Notre proposition devrait avoir pour conséquence, selon nos estimations et celles des économistes qui ont travaillé sur ce sujet, un surcroît de recettes de l'ordre de 30 milliards d'euros, c’est-à-dire un apport rapide et important de ressources pour la sécurité sociale, plus précisément pour la branche retraite, permettant de renoncer au report de 60 à 62 ans de l’âge légal de départ à la retraite.
Cet amendement constitue également, et c’est là son second intérêt – sur lequel vous ne vous prononcez jamais –, une incitation forte pour les entreprises à privilégier le facteur travail.

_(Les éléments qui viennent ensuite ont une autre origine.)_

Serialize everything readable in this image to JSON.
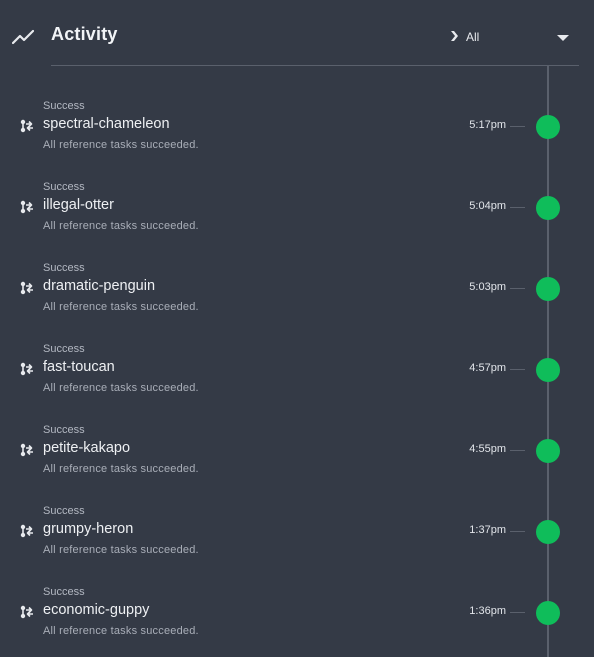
{
  "header": {
    "title": "Activity",
    "icon": "trending-up-icon",
    "filter": {
      "label": "All",
      "icon": "chevron-right-icon",
      "caret": "caret-down-icon"
    }
  },
  "colors": {
    "success": "#0fbd5a",
    "background": "#343a46",
    "line": "#5a606c"
  },
  "items": [
    {
      "status": "Success",
      "name": "spectral-chameleon",
      "description": "All reference tasks succeeded.",
      "time": "5:17pm"
    },
    {
      "status": "Success",
      "name": "illegal-otter",
      "description": "All reference tasks succeeded.",
      "time": "5:04pm"
    },
    {
      "status": "Success",
      "name": "dramatic-penguin",
      "description": "All reference tasks succeeded.",
      "time": "5:03pm"
    },
    {
      "status": "Success",
      "name": "fast-toucan",
      "description": "All reference tasks succeeded.",
      "time": "4:57pm"
    },
    {
      "status": "Success",
      "name": "petite-kakapo",
      "description": "All reference tasks succeeded.",
      "time": "4:55pm"
    },
    {
      "status": "Success",
      "name": "grumpy-heron",
      "description": "All reference tasks succeeded.",
      "time": "1:37pm"
    },
    {
      "status": "Success",
      "name": "economic-guppy",
      "description": "All reference tasks succeeded.",
      "time": "1:36pm"
    }
  ]
}
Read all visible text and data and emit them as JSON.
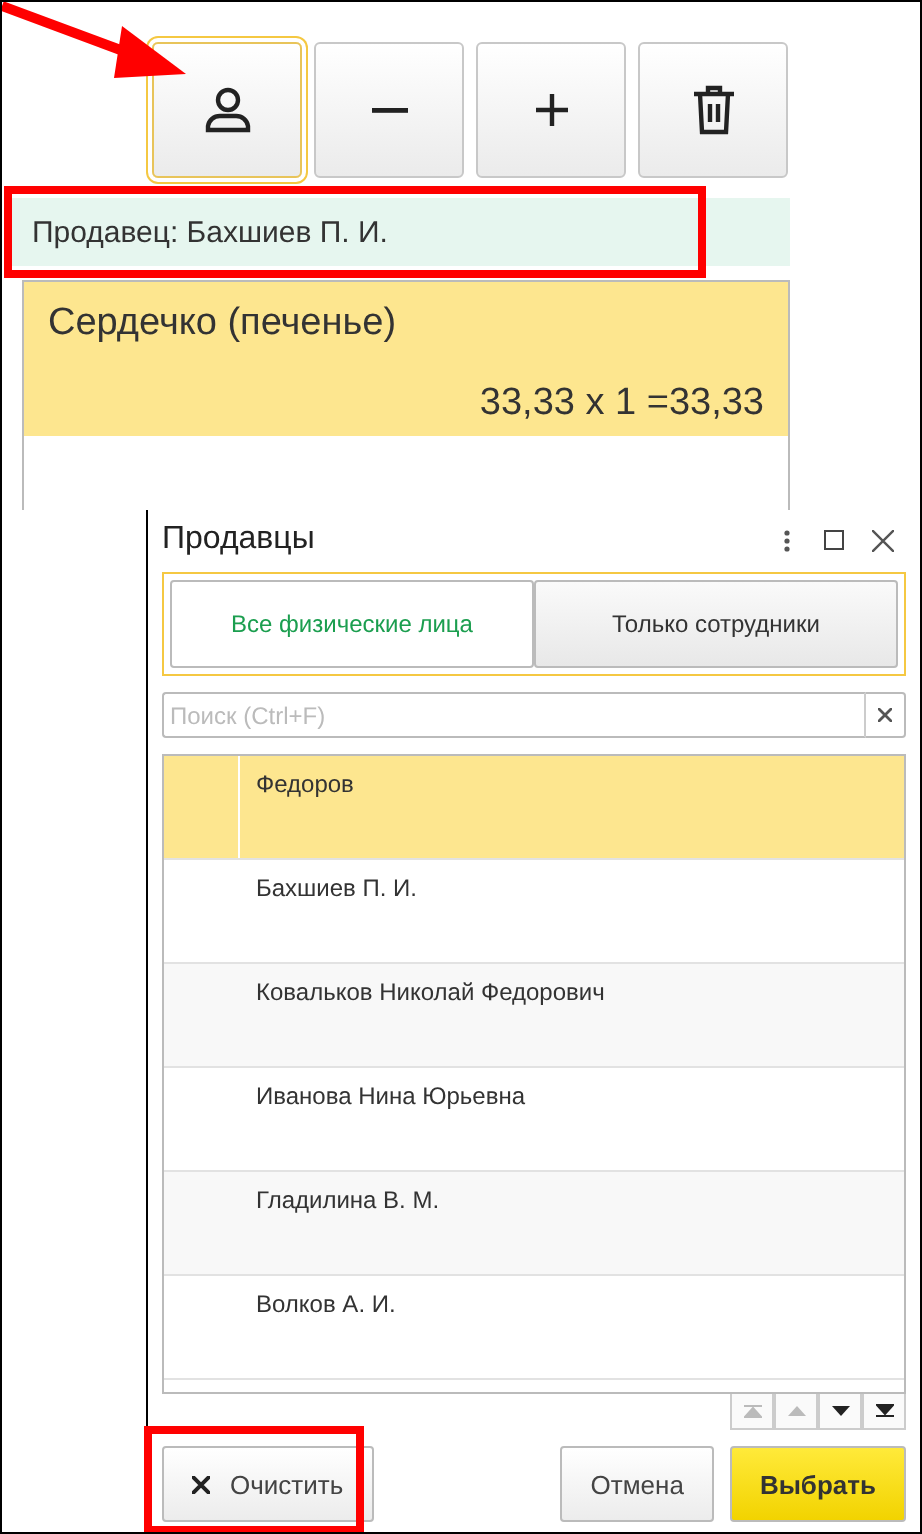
{
  "toolbar": [
    {
      "kind": "person",
      "selected": true
    },
    {
      "kind": "minus",
      "selected": false
    },
    {
      "kind": "plus",
      "selected": false
    },
    {
      "kind": "trash",
      "selected": false
    }
  ],
  "seller": "Продавец: Бахшиев П. И.",
  "product": {
    "name": "Сердечко (печенье)",
    "price_line": "33,33 x 1 =33,33",
    "selected": true
  },
  "dialog": {
    "title": "Продавцы",
    "tabs": [
      {
        "label": "Все физические лица",
        "selected": true
      },
      {
        "label": "Только сотрудники",
        "selected": false
      }
    ],
    "search": {
      "placeholder": "Поиск (Ctrl+F)"
    },
    "rows": [
      {
        "name": "Федоров",
        "selected": true
      },
      {
        "name": "Бахшиев П. И.",
        "selected": false
      },
      {
        "name": "Ковальков  Николай Федорович",
        "selected": false
      },
      {
        "name": "Иванова Нина Юрьевна",
        "selected": false
      },
      {
        "name": "Гладилина В. М.",
        "selected": false
      },
      {
        "name": "Волков А. И.",
        "selected": false
      }
    ],
    "buttons": [
      {
        "kind": "clear",
        "label": "Очистить"
      },
      {
        "kind": "cancel",
        "label": "Отмена"
      },
      {
        "kind": "choose",
        "label": "Выбрать"
      }
    ]
  }
}
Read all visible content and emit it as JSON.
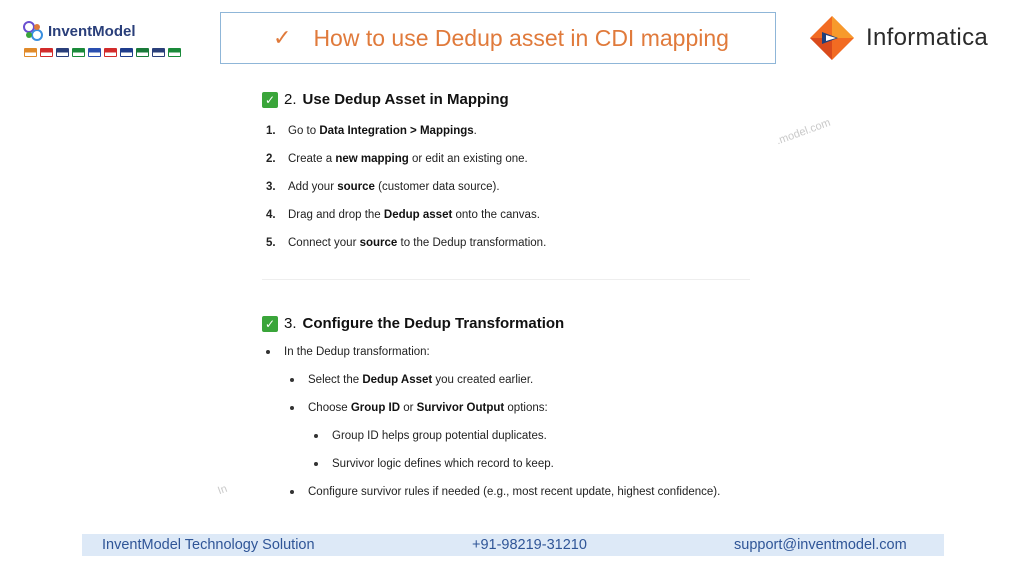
{
  "brand": {
    "name": "InventModel",
    "flags": [
      "#e08a2a",
      "#d22b2b",
      "#2a3f7a",
      "#1a8a3a",
      "#2a4fb0",
      "#d22b2b",
      "#1e3c8c",
      "#1a7a3a",
      "#2a3f7a",
      "#1a8a3a"
    ]
  },
  "header": {
    "check": "✓",
    "title": "How to use Dedup asset in CDI mapping",
    "vendor": "Informatica"
  },
  "section2": {
    "check": "✓",
    "number": "2.",
    "title": "Use Dedup Asset in Mapping",
    "items": [
      {
        "n": "1.",
        "parts": [
          {
            "t": "Go to "
          },
          {
            "t": "Data Integration > Mappings",
            "b": true
          },
          {
            "t": "."
          }
        ]
      },
      {
        "n": "2.",
        "parts": [
          {
            "t": "Create a "
          },
          {
            "t": "new mapping",
            "b": true
          },
          {
            "t": " or edit an existing one."
          }
        ]
      },
      {
        "n": "3.",
        "parts": [
          {
            "t": "Add your "
          },
          {
            "t": "source",
            "b": true
          },
          {
            "t": " (customer data source)."
          }
        ]
      },
      {
        "n": "4.",
        "parts": [
          {
            "t": "Drag and drop the "
          },
          {
            "t": "Dedup asset",
            "b": true
          },
          {
            "t": " onto the canvas."
          }
        ]
      },
      {
        "n": "5.",
        "parts": [
          {
            "t": "Connect your "
          },
          {
            "t": "source",
            "b": true
          },
          {
            "t": " to the Dedup transformation."
          }
        ]
      }
    ]
  },
  "section3": {
    "check": "✓",
    "number": "3.",
    "title": "Configure the Dedup Transformation",
    "bullets": [
      {
        "level": 0,
        "parts": [
          {
            "t": "In the Dedup transformation:"
          }
        ]
      },
      {
        "level": 1,
        "parts": [
          {
            "t": "Select the "
          },
          {
            "t": "Dedup Asset",
            "b": true
          },
          {
            "t": " you created earlier."
          }
        ]
      },
      {
        "level": 1,
        "parts": [
          {
            "t": "Choose "
          },
          {
            "t": "Group ID",
            "b": true
          },
          {
            "t": " or "
          },
          {
            "t": "Survivor Output",
            "b": true
          },
          {
            "t": " options:"
          }
        ]
      },
      {
        "level": 2,
        "parts": [
          {
            "t": "Group ID helps group potential duplicates."
          }
        ]
      },
      {
        "level": 2,
        "parts": [
          {
            "t": "Survivor logic defines which record to keep."
          }
        ]
      },
      {
        "level": 1,
        "parts": [
          {
            "t": "Configure survivor rules if needed (e.g., most recent update, highest confidence)."
          }
        ]
      }
    ]
  },
  "watermarks": [
    ".model.com",
    "In"
  ],
  "footer": {
    "company": "InventModel Technology Solution",
    "phone": "+91-98219-31210",
    "email": "support@inventmodel.com"
  }
}
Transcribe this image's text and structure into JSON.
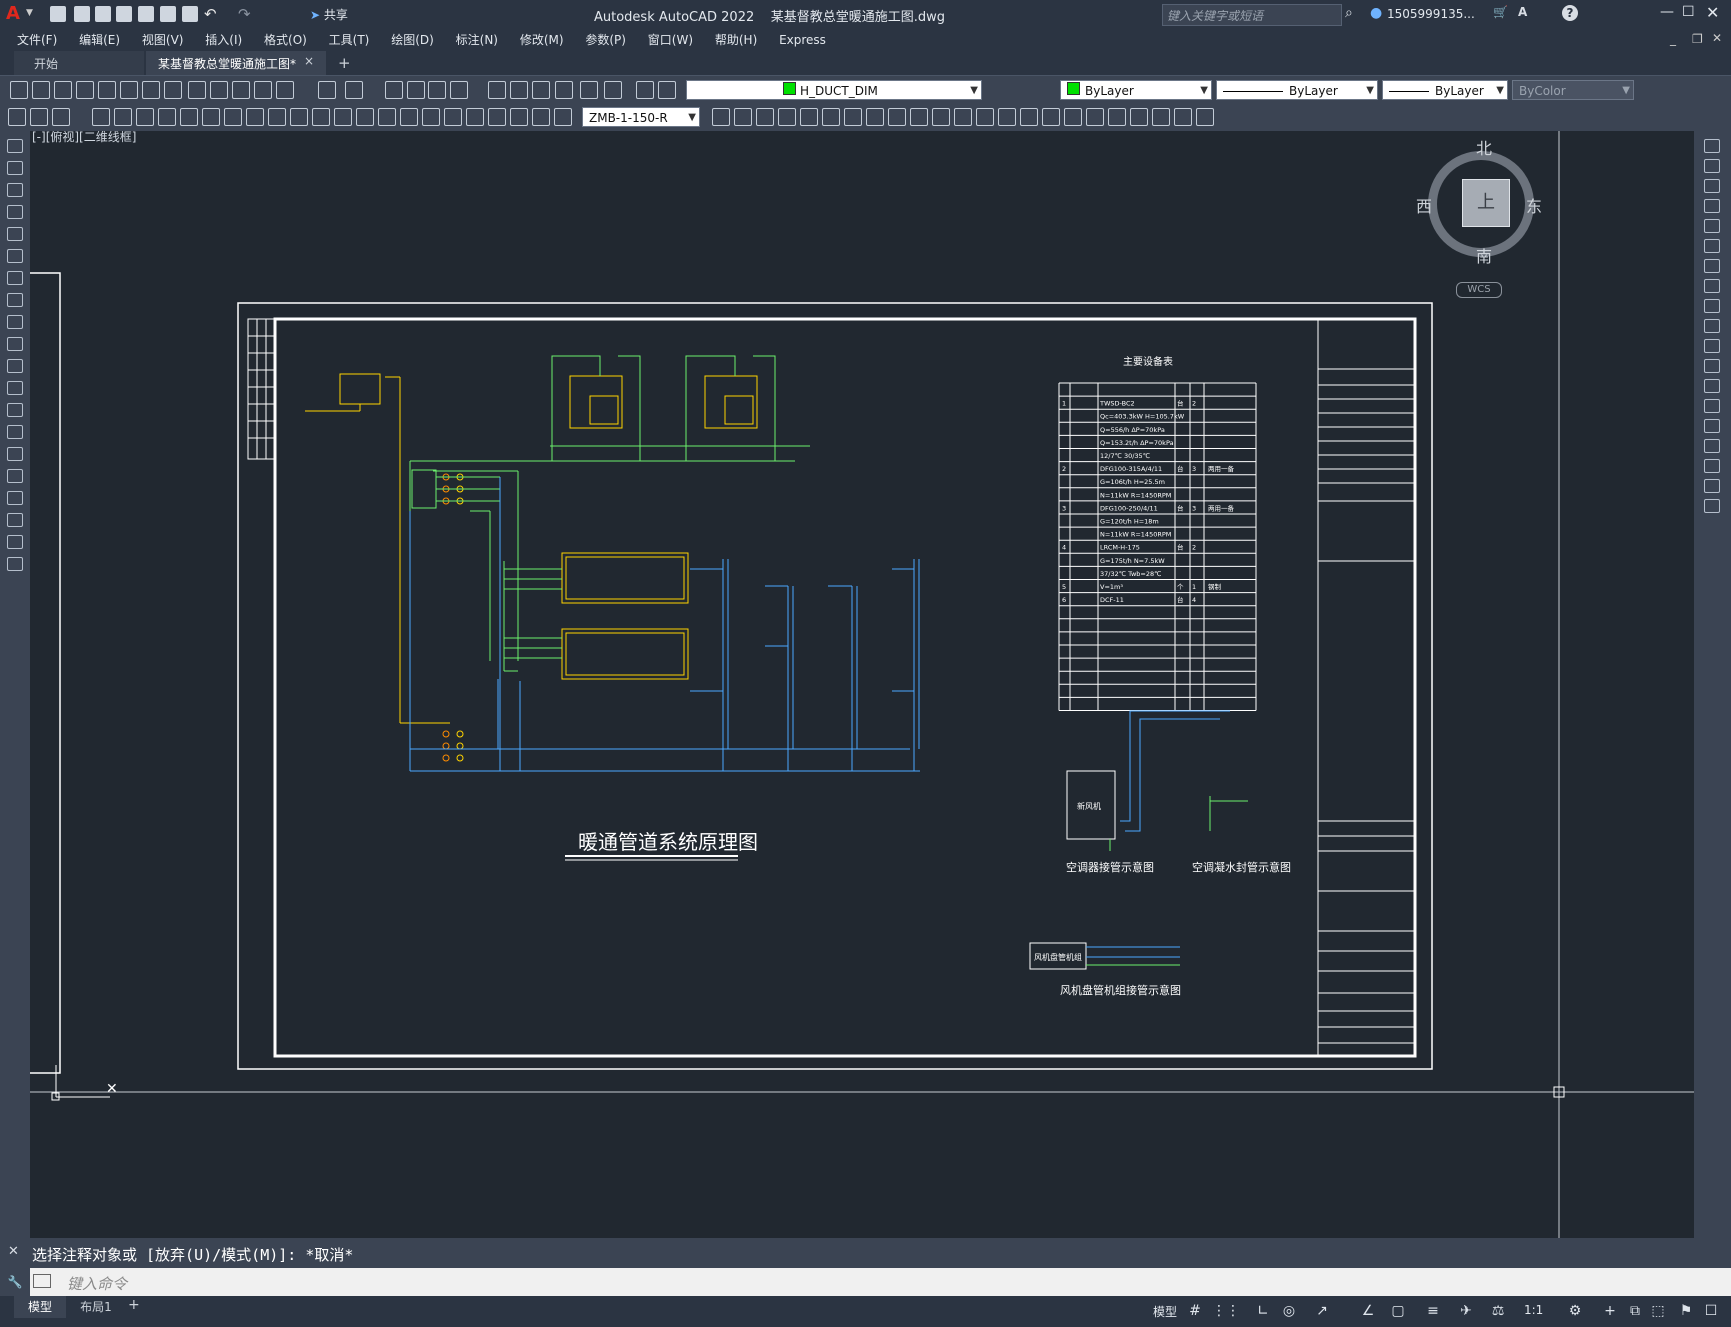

Or actuellement, on assiste, et c’est peu dire, à l’inverse. En 2009, les entreprises vedettes du CAC 40 ont réalisé 47 milliards d’euros de profits, ce qui ne les a pas empêchées de réduire considérablement leur masse salariale, notamment en supprimant 60 000 emplois. En 2010, la tendance est la même.
Ce chiffre important n’intègre pas les pertes d’emplois que la politique conduite a entraînées chez les sous-traitants de ces entreprises. Au final, 255 000 emplois ont été « carbonisés » l’an dernier. Ce triste record appauvrit considérablement la sécurité sociale !
Ayant suivi les débats qui se sont déroulés à l’Assemblée nationale, j’ai entendu Mme Bachelot-Narquin affirmer qu’une telle mesure revenait à fiscaliser le financement de notre protection sociale. Nous contestons naturellement cette analyse.
M. Guy Fischer. L’économie financiarisée à outrance conduit, on le voit, à d’importantes suppressions d’emplois.
Dans le même temps, selon la Commission européenne, des sommes considérables qui étaient affectées jusqu’alors aux salaires sont actuellement distribuées aux actionnaires et accroissent les revenus financiers. Ces derniers, qui ne prennent plus la forme de salaire, échappent donc aux cotisations sociales.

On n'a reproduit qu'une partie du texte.